The world is desperately in need of some good news at the moment, so let’s turn our attention to unfamiliar territory in the form of Ivory Coast (also Côte d’Ivoire) in West Africa.
West Africa mostly flies under the radar as far as our media are concerned, but as far as the fortunes of democracy are concerned it has followed the same pattern as most of the rest of the world: a period of significant gains in the 1990s, followed by stalling and occasional backsliding in the last decade.
There have been success stories as well, such as the departure of Gambia’s autocrat Yahya Jammeh three years ago. But democratic decay has often taken the form of leaders who were elected more or less democratically finding creative ways to avoid term limits and stay in power.
Which brings us to Alassane Ouattara, president of Ivory Coast, who was first elected in 2010. He was unable to take office, however, until the following year, having to first win a short civil war against his predecessor, Laurent Gbagbo, who refused to yield the job peacefully.
Ouattara was re-elected in a landslide in 2015. Presidents are limited to two consecutive terms, but after the adoption of a new constitution in 2016, Ouattara expressed the view that this had reset the clock for term limits – a common tactic for autocrats, used by, for example, former president Evo Morales in Bolivia.
Here, however, Ouattara departed from the script. With elections due in October, he announced earlier this month that he would not be a candidate, and subsequently endorsed his prime minister and party colleague, Amadou Gon Coulibaly.
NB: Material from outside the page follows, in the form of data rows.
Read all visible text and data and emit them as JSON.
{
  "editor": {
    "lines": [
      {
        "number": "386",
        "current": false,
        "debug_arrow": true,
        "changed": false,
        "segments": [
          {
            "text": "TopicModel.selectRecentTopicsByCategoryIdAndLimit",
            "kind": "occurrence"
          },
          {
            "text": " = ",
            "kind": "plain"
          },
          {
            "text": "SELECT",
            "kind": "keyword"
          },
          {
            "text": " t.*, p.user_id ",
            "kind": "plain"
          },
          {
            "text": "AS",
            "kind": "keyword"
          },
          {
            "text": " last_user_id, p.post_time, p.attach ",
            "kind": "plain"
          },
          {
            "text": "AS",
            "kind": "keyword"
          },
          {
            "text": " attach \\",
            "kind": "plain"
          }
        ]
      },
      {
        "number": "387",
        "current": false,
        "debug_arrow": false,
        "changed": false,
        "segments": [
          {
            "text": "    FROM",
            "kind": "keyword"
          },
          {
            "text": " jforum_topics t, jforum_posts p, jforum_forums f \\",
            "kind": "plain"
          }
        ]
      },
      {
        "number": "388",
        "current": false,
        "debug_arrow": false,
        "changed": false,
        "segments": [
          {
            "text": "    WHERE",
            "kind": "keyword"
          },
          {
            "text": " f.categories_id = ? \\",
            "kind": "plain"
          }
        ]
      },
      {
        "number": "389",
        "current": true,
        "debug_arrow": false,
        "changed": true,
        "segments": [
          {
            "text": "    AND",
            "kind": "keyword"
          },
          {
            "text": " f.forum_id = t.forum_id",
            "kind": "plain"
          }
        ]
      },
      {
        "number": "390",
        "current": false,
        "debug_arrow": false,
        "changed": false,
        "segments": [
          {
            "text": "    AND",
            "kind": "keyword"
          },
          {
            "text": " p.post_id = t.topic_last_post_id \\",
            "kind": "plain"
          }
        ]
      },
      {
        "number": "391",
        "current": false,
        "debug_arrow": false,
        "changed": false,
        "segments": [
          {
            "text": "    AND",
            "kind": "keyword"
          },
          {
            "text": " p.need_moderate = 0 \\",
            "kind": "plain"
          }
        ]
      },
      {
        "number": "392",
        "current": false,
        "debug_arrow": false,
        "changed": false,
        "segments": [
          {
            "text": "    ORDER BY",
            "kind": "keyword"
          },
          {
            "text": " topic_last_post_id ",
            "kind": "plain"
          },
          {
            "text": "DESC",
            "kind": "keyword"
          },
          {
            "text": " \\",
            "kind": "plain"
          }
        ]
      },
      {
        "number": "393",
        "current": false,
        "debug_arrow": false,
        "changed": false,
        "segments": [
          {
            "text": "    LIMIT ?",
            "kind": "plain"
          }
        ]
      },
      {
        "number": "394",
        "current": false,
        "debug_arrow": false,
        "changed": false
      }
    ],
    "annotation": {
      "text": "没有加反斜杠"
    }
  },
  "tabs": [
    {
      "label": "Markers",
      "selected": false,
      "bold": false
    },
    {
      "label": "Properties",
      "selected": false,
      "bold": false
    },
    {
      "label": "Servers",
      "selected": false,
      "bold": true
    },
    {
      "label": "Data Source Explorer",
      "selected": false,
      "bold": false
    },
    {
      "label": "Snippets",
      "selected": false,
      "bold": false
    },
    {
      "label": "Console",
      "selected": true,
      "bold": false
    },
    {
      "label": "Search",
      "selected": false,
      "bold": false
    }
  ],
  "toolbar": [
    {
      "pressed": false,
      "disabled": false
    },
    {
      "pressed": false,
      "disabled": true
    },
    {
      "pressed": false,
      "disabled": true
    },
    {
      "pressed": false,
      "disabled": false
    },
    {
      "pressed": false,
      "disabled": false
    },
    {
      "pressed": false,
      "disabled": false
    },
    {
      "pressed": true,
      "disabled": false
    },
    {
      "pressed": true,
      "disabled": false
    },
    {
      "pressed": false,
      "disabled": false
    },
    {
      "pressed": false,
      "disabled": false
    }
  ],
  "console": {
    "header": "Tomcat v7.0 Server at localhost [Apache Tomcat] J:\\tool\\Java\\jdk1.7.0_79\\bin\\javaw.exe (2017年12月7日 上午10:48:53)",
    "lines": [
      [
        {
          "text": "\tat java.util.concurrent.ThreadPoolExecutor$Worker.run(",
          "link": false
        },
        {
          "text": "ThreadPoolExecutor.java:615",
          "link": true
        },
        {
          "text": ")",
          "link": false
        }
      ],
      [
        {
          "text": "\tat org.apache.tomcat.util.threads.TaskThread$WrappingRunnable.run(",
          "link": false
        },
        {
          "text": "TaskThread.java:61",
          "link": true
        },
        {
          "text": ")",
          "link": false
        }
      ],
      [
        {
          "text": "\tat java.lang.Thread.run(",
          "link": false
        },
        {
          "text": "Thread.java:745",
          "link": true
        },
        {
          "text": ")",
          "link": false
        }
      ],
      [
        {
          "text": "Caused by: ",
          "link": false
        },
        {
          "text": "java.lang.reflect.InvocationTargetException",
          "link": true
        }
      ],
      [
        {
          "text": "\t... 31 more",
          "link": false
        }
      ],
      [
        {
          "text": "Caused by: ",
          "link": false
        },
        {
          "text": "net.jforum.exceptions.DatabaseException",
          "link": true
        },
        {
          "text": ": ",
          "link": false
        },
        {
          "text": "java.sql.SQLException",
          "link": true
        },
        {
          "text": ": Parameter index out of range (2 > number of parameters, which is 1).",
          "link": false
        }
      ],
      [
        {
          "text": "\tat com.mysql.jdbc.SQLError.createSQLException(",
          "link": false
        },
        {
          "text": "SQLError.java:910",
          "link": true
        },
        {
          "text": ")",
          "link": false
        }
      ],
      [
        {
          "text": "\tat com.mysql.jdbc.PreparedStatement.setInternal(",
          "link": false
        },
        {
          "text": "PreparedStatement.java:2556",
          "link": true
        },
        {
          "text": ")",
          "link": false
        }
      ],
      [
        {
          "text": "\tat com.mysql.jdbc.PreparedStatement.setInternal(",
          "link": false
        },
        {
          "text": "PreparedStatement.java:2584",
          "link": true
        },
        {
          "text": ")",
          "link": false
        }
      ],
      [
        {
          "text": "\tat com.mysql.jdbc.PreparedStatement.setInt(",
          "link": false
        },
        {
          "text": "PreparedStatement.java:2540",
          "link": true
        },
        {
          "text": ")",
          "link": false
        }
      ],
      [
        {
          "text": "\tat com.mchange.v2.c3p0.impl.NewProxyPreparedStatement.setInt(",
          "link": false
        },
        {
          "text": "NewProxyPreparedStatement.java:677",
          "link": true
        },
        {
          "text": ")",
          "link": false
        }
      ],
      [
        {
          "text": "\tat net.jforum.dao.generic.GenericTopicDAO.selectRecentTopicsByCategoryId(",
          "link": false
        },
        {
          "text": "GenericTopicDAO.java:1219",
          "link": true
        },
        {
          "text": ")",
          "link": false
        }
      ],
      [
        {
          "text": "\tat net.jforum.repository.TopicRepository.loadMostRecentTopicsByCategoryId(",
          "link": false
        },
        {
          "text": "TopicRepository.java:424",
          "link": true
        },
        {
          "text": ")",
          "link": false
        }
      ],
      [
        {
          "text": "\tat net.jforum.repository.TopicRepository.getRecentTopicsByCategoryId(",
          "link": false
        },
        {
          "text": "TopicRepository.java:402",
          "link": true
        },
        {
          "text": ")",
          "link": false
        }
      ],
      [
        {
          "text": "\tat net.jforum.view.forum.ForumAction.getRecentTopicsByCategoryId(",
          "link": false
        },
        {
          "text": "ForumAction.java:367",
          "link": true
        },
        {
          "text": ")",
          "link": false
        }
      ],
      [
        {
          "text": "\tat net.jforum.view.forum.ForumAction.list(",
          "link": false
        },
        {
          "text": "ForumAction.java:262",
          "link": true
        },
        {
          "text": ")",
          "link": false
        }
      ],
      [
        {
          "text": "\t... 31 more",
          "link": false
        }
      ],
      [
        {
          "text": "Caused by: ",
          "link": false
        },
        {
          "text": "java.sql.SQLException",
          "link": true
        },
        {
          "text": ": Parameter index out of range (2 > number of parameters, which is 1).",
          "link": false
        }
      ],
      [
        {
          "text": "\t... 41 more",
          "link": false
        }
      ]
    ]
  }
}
The move is not just welcome in its own right, but it sets a powerful example for the region. In neighboring Guinea, 82-year-old president Alpha Condé, facing the same term limit, has been working hard to evade it. As the BBC’s James Copnall reports:
According to one person who was in the room in Yamoussoukro [the Ivory Coast capital], a Guinean minister telephoned an Ivorian counterpart just after Mr Ouattara made his announcement to express his dismay at the impact it might have on Mr Condé’s attempt to remain in office in Guinea.
Politics in West Africa is not for the faint-hearted. Like many countries in the region, Ivory Coast is plagued by ethnic and religious divisions, which helped produce both the civil war of 2010-11 and an earlier, longer version in 2002-07. The advent of the coronavirus Covid-19 now threatens further devastation.
Ouattara, whose Rally of the Republicans is one of the few liberal parties in power (or anywhere near it) in Africa, seems to have been more successful than most in promoting economic growth and development while keeping a lid on his country’s worst problems. A peaceful handover of power later in the year would be another major contribution.